A nonprofit background check is the first step in protecting your organization, but not every executive sees it that way. It’s not uncommon for nonprofits to cherry pick through the wide range of areas that a comprehensive background check includes, either to save time and/or money, or because only one or two areas of such a report are a priority for board leadership. Areas of high priority include criminal history, sex offender registry, or a basic credit report. Even if a nonprofit checked all of these boxes when conducting a background check, that would still not rise to the standard of comprehensive when verifying a potential board member’s history.

A comprehensive background check includes:

  • Verification of a candidate’s social security number
  • Work history
  • Credit check
  • Driving records
  • Criminal records
  • Information on registered vehicles
  • Relevant court documents
  • Reference quality
  • Asset ownership
  • Military service records
  • Criminal registry information, such as sex offender registry

This list can sound staggering to the member of staff charged with appropriating an organization’s policy to screen a board candidate’s background. Screening a candidate’s background requires thorough research and a cross-reference of information against multiple open sources, such as public records, human sources, and social media. Even if the cost of obtaining supporting documents were not high, the labor hours to internal employees with day-to-day responsibilities can directly contribute to operational losses within a nonprofit organization.

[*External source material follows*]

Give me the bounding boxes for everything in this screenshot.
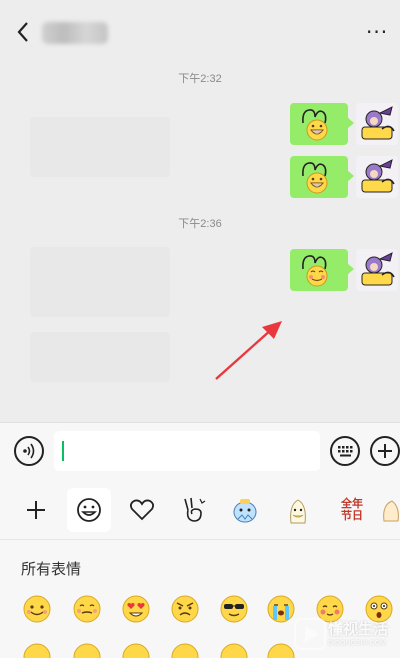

These comprehensive screenings are crucial to the integrity of a nonprofit. After establishing a board of directors, any previously unknown and unflattering information regarding their history that may come to light cannot only be embarrassing for an organization but can negatively impact the support and assistance those nonprofits receive from donors and grant-awarding bodies. If information regarding a red flag in a board member’s history was publicly available (and not sealed by a court of law, or expunged from their record), and negligence occurs on behalf of the board’s supervisory capacity, there can be legal consequences as well. This is why corporations often run comprehensive background checks on their board of directors, or any other supervisory leadership. If for-profit corporations cannot afford to skimp on their background checks, there is no-doubt that nonprofits have even more at stake, including the opportunity to serve their cause.

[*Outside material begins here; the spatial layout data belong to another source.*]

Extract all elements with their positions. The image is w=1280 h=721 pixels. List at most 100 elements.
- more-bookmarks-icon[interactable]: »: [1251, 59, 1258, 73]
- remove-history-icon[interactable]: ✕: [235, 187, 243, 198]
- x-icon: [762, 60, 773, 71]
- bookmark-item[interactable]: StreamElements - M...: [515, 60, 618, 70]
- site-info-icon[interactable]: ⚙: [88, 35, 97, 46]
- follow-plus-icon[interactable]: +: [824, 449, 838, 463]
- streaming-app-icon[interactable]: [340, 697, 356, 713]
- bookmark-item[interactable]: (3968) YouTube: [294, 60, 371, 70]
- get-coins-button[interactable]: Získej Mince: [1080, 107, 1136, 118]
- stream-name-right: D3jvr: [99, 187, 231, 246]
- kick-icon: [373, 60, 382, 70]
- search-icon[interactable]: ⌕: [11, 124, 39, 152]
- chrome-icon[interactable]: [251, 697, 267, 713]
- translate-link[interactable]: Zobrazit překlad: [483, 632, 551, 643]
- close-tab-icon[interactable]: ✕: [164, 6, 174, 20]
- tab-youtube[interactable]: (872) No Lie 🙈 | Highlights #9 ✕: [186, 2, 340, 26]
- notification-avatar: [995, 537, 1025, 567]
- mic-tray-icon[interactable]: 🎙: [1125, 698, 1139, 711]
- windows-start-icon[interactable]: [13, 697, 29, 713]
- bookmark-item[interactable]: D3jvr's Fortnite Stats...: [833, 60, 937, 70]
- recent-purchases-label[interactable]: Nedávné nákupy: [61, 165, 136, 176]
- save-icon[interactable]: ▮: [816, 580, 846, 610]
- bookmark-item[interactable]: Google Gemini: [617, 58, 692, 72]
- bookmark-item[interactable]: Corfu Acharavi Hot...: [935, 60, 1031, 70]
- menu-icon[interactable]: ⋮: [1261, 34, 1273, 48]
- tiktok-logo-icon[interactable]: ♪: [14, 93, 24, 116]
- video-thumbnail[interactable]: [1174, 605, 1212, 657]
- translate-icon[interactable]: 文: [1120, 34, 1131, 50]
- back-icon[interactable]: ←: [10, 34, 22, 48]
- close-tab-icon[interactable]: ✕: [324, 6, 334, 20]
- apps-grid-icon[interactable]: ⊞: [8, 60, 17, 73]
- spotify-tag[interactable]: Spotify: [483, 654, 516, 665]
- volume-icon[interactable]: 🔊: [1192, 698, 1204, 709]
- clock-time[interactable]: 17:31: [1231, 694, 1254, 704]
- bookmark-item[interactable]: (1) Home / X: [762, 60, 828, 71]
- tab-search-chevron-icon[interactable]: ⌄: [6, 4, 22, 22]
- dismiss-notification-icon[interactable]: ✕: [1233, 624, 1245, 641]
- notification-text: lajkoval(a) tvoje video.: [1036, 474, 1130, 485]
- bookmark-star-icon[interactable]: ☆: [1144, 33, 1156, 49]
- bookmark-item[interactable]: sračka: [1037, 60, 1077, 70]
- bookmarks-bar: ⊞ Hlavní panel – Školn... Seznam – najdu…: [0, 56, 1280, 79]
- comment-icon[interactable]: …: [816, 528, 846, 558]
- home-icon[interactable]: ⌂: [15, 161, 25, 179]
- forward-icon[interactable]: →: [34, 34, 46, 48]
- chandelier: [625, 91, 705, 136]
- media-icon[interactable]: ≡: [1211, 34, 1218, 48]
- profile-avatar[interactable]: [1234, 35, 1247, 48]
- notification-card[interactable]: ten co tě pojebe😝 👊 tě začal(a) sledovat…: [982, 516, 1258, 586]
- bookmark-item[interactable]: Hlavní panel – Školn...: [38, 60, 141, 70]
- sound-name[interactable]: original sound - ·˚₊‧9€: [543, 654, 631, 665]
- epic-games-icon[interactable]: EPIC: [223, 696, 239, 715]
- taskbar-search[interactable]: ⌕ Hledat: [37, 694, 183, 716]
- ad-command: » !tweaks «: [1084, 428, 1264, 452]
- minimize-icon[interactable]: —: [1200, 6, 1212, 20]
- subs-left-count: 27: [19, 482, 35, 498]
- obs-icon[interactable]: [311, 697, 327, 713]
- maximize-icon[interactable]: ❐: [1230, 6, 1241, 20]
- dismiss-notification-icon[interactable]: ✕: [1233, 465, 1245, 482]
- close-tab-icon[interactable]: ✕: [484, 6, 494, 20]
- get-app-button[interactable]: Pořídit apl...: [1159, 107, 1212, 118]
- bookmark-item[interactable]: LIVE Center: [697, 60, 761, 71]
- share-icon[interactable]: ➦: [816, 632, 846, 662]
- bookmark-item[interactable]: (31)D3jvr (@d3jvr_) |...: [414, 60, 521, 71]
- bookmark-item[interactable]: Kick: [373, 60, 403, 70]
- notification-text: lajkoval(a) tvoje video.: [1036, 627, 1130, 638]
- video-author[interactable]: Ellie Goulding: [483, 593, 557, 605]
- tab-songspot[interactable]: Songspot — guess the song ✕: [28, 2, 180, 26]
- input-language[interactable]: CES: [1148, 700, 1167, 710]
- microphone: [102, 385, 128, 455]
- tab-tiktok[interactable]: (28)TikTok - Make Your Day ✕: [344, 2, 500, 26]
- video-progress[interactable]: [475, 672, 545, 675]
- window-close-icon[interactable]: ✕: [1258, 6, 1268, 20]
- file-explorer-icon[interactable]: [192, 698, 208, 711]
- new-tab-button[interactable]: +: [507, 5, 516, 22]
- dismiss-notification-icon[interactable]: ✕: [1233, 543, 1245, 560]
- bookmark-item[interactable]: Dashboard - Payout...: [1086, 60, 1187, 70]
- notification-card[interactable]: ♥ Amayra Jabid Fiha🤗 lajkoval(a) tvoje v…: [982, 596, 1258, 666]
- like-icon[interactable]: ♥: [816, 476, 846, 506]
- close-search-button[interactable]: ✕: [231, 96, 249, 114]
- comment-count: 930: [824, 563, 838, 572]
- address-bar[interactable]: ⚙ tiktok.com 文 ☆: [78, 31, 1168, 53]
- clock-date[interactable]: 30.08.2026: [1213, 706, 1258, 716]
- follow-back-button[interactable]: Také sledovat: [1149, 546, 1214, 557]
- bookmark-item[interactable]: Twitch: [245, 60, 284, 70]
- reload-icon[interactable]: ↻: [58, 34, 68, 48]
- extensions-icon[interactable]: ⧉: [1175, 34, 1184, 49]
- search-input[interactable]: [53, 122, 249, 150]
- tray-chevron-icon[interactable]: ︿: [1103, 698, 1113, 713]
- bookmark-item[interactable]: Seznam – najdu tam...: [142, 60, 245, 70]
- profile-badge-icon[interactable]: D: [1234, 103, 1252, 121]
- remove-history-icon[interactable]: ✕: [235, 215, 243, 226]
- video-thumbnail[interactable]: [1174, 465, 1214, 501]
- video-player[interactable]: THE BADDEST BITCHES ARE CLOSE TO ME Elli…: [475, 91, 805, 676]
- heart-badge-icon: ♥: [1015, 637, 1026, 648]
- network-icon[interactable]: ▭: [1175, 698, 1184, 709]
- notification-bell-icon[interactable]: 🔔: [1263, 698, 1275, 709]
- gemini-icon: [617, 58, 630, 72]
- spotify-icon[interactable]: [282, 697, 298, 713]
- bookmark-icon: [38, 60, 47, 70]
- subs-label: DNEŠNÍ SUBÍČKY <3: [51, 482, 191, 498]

Operational losses are why it can be prudent to retain an independent investigator to conduct background checks for a nonprofit organization. Firms like those of private investigators or risk assessment specialists can provide another layer of integrity when considering a candidate for board leadership. An external investigator’s independence and autonomy mean they have no stake in the results of a board candidate’s screening, and therefore only have loyalty to the truth. This is where nonprofits can consider candidates with the reassurance they have performed their due diligence, and have done so with the assistance of an objective third-party. All background screenings must be compliant with the Fair Credit Reporting Act legislation in disclosing the screening to the candidate.

From poor credit to criminal history, no detail is too small when it comes to establishing a board of directors for a nonprofit. Nonprofits may have marketing campaigns, but board diversity and integrity are how they attract monies from grant entities and major donors. That is why a comprehensive background check is an investment for nonprofits that will provide the security of due diligence with the integrity of independent screening.